Another member of the Strategy and Finance Committee pointed out that the policy direction reflected in the tax reform bill, including the expanded taxation on capital gains, separation of taxation on dividends, and restoration of the corporate tax rate to 25% from 24%, clashes with each other. He stated, "The results of KOSPI at 5,000 are urgent, the country's treasury is running dry, so revenue must be collected, and the presidential office's explanations are bound to be inconsistent." This highlights the contradiction of raising corporate taxes while expanding the tax base, while simultaneously cutting taxes for those receiving high amounts of dividends.
He further stated, "It is the Democratic Party that vehemently opposed raising the criteria for major shareholders, and now if they revert it to 1 billion won, it lacks the philosophy by instigating fears that the market will collapse." The same applies to the separation of taxation on dividends. In fact, the Democratic Party had previously expressed an unacceptably negative stance on easing taxation on stock dividend income, claiming that it was "the ultimate tax cut for the ultra-wealthy" until the end of last year.
◇"There is no policy consistency, so there is no persuasive power over the public"

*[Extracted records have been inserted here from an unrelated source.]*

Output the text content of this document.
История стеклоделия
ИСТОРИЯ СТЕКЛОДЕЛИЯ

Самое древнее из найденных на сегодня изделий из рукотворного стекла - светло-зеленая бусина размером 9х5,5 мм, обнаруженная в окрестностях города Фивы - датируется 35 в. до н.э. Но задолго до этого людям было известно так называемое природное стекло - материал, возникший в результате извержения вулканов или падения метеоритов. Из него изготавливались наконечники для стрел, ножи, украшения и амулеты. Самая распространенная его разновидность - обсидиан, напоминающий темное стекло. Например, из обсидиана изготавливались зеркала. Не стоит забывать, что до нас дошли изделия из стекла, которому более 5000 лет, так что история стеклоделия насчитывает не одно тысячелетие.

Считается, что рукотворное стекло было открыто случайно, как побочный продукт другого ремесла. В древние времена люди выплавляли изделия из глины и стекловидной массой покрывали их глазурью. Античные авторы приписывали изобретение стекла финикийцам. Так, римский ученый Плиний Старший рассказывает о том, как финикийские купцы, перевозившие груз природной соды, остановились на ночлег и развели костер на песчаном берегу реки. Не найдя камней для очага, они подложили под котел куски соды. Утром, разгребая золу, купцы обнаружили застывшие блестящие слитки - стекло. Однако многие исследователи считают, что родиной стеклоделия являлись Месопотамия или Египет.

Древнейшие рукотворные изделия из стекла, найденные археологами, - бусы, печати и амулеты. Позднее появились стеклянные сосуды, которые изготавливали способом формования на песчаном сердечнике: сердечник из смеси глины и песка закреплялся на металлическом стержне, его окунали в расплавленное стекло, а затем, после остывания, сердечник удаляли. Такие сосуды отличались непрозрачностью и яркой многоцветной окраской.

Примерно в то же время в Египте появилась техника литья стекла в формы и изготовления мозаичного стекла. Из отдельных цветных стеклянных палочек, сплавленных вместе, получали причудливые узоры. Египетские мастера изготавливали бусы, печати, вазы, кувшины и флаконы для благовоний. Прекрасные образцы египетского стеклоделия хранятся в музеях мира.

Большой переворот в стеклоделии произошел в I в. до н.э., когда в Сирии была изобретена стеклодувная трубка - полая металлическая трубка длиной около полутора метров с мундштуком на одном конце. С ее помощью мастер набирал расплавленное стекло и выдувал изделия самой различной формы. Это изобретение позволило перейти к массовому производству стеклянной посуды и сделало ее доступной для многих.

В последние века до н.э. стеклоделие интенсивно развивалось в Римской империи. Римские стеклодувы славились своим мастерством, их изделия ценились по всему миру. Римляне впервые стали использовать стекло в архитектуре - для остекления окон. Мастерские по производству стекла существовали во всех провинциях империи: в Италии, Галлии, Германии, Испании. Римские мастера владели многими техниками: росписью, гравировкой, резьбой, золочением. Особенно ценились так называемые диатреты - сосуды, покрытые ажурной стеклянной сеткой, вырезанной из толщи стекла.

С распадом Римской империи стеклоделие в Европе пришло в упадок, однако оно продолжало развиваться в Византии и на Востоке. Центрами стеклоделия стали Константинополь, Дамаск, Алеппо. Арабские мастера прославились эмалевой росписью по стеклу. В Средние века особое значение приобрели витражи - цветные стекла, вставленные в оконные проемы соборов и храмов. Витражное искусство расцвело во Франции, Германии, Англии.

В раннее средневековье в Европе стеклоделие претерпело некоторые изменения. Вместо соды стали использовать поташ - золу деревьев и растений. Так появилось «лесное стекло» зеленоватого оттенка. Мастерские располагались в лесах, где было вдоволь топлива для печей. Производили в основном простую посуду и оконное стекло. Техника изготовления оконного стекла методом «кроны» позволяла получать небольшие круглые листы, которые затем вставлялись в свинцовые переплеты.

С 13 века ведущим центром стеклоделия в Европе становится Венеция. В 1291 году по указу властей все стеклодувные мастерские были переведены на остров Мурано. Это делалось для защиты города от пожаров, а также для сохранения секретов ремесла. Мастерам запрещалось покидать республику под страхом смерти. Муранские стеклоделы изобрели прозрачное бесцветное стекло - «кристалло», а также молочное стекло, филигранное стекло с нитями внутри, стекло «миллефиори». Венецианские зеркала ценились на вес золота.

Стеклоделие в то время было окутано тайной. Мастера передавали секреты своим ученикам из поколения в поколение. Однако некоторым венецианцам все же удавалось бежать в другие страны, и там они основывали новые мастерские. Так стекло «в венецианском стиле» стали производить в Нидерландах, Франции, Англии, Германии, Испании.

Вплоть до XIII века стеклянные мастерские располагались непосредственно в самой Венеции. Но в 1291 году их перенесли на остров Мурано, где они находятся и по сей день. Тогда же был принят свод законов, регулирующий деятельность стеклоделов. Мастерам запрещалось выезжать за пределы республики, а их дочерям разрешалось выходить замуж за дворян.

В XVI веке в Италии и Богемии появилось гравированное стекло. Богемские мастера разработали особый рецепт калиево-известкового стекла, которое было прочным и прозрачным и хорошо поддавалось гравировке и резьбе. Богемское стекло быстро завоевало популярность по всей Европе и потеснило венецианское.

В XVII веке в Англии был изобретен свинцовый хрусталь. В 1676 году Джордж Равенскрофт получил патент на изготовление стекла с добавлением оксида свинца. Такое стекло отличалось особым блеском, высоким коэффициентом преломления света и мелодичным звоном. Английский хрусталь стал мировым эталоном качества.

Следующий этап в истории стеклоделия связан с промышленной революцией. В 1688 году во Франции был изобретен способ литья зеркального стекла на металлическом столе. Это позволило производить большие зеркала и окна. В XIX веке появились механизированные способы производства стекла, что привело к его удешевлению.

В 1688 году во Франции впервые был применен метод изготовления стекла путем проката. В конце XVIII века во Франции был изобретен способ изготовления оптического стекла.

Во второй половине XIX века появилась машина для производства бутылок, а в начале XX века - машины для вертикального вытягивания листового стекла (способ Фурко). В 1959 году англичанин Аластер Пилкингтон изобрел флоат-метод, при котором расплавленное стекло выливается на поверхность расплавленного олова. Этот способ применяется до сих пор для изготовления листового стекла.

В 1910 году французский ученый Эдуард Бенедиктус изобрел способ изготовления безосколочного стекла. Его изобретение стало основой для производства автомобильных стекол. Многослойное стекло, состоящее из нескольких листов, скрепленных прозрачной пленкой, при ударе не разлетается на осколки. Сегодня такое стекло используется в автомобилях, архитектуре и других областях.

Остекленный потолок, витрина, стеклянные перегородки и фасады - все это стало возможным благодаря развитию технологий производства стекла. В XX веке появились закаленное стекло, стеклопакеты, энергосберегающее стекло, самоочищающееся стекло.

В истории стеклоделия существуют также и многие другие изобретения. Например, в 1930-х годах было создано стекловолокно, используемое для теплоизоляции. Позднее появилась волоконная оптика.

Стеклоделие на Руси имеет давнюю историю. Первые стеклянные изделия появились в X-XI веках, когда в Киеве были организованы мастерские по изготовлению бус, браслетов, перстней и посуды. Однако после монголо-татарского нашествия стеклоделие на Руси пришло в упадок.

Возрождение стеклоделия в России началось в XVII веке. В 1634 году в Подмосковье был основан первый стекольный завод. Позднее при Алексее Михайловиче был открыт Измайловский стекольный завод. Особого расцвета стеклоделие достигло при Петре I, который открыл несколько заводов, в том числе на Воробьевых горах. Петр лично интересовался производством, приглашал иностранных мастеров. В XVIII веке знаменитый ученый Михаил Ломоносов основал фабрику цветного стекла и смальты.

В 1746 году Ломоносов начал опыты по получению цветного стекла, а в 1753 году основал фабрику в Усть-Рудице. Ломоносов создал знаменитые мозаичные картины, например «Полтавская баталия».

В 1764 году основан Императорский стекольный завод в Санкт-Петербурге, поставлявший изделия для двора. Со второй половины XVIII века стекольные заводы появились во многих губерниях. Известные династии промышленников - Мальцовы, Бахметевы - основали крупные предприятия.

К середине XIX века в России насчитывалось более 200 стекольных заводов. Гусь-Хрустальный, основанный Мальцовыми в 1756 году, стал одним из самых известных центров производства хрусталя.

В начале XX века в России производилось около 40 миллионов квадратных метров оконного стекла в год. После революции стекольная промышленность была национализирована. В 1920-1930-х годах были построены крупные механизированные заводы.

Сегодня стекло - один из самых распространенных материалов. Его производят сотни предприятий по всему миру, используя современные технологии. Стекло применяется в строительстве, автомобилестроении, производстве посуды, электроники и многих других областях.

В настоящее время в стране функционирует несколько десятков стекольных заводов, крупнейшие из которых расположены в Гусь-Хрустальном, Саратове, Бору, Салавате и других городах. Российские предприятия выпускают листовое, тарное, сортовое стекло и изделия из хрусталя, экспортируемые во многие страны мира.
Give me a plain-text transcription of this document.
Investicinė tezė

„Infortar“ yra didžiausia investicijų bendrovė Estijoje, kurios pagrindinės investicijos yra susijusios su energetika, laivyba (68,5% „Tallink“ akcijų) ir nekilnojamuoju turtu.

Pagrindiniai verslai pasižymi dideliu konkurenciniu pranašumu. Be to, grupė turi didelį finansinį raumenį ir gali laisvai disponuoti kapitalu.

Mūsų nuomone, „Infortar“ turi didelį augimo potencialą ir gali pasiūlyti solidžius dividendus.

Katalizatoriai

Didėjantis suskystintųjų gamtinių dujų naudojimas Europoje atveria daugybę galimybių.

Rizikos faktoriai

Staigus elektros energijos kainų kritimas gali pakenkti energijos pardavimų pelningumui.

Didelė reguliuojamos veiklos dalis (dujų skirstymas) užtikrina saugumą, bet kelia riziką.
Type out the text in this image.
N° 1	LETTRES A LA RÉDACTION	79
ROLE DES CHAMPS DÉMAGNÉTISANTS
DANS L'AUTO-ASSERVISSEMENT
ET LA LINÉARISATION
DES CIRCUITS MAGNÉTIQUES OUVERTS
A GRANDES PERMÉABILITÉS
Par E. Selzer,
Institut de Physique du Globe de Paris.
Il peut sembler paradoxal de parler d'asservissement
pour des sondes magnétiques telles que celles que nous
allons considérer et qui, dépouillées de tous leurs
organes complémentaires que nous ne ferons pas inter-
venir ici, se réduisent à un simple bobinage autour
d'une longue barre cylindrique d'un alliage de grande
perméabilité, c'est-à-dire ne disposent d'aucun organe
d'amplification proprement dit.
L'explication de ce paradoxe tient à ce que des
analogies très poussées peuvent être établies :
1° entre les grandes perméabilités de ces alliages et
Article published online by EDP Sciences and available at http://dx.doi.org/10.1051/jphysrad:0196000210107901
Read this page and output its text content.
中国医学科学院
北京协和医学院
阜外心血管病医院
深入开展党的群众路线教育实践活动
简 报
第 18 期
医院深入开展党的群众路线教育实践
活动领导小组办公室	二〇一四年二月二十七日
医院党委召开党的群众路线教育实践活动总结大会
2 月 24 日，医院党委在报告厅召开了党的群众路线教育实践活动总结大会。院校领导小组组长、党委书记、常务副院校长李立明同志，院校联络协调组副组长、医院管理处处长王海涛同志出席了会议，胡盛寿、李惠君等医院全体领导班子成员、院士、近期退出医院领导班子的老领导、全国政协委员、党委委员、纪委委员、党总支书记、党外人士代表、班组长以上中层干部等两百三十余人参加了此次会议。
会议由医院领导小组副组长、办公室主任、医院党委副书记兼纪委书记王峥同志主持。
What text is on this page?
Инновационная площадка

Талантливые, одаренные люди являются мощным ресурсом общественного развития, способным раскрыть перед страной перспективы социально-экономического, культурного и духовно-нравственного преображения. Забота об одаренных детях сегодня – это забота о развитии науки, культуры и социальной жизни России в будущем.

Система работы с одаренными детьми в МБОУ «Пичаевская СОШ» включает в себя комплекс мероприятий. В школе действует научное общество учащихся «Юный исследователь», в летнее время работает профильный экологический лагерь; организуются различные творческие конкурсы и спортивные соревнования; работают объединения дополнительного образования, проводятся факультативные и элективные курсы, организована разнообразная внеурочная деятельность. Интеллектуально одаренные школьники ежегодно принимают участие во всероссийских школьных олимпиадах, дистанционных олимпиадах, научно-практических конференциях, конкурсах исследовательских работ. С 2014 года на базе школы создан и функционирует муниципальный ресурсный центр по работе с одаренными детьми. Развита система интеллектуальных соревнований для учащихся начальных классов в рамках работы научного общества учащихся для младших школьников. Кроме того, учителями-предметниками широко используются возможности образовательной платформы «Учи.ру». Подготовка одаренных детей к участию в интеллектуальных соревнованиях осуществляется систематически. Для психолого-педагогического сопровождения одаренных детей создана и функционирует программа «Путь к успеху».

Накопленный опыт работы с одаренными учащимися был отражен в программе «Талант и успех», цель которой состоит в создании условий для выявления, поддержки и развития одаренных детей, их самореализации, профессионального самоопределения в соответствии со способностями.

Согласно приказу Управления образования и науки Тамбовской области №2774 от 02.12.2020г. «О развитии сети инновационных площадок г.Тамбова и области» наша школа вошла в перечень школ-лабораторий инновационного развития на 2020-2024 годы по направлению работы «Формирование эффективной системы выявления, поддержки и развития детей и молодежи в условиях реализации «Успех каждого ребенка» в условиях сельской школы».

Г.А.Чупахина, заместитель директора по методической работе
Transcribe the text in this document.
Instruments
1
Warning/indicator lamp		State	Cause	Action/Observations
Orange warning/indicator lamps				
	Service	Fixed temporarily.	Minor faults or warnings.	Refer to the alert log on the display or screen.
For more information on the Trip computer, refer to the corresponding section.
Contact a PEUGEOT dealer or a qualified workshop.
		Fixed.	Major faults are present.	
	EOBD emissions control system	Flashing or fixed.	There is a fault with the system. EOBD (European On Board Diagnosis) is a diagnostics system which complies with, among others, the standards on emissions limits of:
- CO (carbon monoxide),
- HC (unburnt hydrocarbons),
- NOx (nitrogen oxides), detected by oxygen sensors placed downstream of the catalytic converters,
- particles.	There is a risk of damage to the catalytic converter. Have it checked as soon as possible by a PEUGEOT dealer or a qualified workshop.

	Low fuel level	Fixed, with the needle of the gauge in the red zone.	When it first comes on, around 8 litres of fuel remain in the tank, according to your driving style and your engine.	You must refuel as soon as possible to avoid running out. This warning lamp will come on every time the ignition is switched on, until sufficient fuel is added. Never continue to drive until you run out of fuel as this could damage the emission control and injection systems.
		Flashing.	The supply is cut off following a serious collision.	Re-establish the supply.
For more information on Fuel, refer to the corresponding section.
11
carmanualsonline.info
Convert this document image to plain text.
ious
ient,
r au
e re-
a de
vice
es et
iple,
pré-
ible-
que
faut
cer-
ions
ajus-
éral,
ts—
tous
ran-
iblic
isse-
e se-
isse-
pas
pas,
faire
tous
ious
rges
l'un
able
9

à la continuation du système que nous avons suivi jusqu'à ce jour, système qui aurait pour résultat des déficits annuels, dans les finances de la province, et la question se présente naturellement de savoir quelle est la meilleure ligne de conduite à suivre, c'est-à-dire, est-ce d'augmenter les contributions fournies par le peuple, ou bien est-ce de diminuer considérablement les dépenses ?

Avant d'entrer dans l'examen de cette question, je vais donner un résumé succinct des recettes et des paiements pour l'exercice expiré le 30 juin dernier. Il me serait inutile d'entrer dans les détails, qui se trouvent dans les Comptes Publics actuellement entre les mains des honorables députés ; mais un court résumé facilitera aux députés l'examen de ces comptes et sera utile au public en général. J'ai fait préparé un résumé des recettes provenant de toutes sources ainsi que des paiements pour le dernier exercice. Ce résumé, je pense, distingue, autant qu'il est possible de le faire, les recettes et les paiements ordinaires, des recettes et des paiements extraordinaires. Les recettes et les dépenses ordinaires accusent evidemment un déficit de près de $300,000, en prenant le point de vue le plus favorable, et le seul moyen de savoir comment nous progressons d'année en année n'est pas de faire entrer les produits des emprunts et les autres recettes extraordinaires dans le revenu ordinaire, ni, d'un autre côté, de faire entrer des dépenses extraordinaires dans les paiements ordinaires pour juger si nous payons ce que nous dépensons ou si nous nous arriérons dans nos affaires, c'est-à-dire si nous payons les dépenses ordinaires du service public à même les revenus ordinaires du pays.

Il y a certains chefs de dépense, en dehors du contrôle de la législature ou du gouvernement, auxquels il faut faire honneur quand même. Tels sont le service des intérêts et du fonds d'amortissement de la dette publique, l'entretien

The point at issue regarding this tax reform bill is similar. President Lee stated that he aimed to revitalize the stock market and diversify investment funds concentrated in the existing real estate market. Promises like 'KOSPI 5,000 era' and 'strong commercial law reforms' also emerged in this context. Separation of taxation was launched as an incentive to increase dividend tendencies. On the other hand, regarding the strengthening of the criteria for capital gains tax, besides stating it was "to restore the situation", he has not provided any messages to convince the market. The presidential office stated that "we are closely monitoring the trends in the stock market and consumer reactions. We will listen to the discussions" on that day.
Yoon Tae-gon, head of the political analysis office at TheMoa, said, "The lack of a proper explanation regarding the policy direction from the perspective of consistency itself is a problem." He continued, "Policies may go in various directions, but there must be a consistent priority and direction to gain trust," stating that "although corporations opposed the reforms to commercial laws, they could be pursued because of the justification of 'protecting the rights of small investors'."
He added, "(The strengthening of the major shareholder criteria) does not comply with the long-standing principle of directing investments into stocks rather than real estate, so it will lead to a lack of consistency. The issue cannot simply transition into, 'The stock price did not drop because of the tax reform bill.' The government and ruling party have an obligation to establish priorities in their policies and offer convincing explanations."